Festnahme, ohne sie zu Begründen

Nichtsahnend wer sich an der Türe klingelnd und klopfend bemerkbar macht, öffnete Samuel Judäa an jenem Morgen im Jahr 2009 die Türe. Zwei Polizisten standen da, fragten ihn auf den Nachnahmen auf der Türklingel zeigend, ob er der Herr XYZ sei, Samuel Judäa nickte, das war die Identitätsfeststellung.

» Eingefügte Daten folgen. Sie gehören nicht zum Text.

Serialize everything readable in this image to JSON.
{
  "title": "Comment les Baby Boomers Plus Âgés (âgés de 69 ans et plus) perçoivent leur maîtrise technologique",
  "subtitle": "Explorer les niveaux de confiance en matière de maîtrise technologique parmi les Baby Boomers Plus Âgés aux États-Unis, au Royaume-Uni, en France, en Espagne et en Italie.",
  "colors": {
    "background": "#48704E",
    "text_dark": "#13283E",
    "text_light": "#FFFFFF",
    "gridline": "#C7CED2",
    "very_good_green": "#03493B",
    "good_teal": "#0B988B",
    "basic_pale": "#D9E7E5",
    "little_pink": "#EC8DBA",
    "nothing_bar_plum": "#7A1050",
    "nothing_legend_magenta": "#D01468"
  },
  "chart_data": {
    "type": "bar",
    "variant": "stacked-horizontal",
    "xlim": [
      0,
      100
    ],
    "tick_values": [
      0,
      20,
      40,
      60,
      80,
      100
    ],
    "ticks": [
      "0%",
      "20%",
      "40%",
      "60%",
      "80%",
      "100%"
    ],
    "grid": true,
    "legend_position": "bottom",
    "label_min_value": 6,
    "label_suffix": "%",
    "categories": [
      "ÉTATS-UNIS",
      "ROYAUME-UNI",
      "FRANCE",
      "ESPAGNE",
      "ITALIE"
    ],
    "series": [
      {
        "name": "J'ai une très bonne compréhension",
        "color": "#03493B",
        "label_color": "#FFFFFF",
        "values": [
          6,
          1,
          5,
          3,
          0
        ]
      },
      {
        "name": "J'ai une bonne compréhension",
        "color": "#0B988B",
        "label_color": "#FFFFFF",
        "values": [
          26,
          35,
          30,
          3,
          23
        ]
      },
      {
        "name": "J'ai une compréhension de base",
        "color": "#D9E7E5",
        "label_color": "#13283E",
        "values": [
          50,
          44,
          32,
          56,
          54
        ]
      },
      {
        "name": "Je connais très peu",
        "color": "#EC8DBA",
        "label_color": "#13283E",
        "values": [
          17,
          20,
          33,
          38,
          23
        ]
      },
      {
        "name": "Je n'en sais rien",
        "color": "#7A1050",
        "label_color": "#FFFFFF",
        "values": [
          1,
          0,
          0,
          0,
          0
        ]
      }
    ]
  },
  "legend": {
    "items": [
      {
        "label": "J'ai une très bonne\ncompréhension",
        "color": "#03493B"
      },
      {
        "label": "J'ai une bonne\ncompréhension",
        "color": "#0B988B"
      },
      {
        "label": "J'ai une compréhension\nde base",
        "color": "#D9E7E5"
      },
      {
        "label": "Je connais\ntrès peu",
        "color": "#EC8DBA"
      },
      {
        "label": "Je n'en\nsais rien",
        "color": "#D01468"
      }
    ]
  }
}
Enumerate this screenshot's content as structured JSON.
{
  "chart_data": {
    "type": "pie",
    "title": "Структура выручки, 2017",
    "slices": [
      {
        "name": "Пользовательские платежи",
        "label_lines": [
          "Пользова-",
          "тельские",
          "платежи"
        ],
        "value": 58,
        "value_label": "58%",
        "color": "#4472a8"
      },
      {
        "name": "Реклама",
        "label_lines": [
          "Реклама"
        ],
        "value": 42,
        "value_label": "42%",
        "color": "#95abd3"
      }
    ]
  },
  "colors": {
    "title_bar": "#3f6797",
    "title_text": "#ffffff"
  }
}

Sie hätten Auftrag ein Geldbetrag einzutreiben, sollte er nicht bezahlen, habe man ihn in die JVA zu bringen. Daraufhin wollte Samuel Judäa erklärt bekommen, aus welchem Grunde man von ihm Geld will, die Polizisten antworteten sie wissen das nicht. Offensichtlich war, die Polizisten hatten erheblichen Zweifel über die Rechtmäßigkeit ihres Auftrages, denn sie sprachen es aus. Verstanden darüber hinaus nicht das der Schwerbehinderte Samuel Judäa in seinem Zustand in die JVA gebracht werden sollte. Sie machten weiter Druck, sollte er nicht Zahlen, hätten sie Auftrag ihn in die Justizvollzugsanstalt zu bringen. Samuel Judäa machte die Polizisten explizit und ausdrücklich darauf aufmerksam, daß er das Autofahren nicht vertrage, das Streß zu einer schubartigen Verschlechterung seiner Gesundheit führen kann.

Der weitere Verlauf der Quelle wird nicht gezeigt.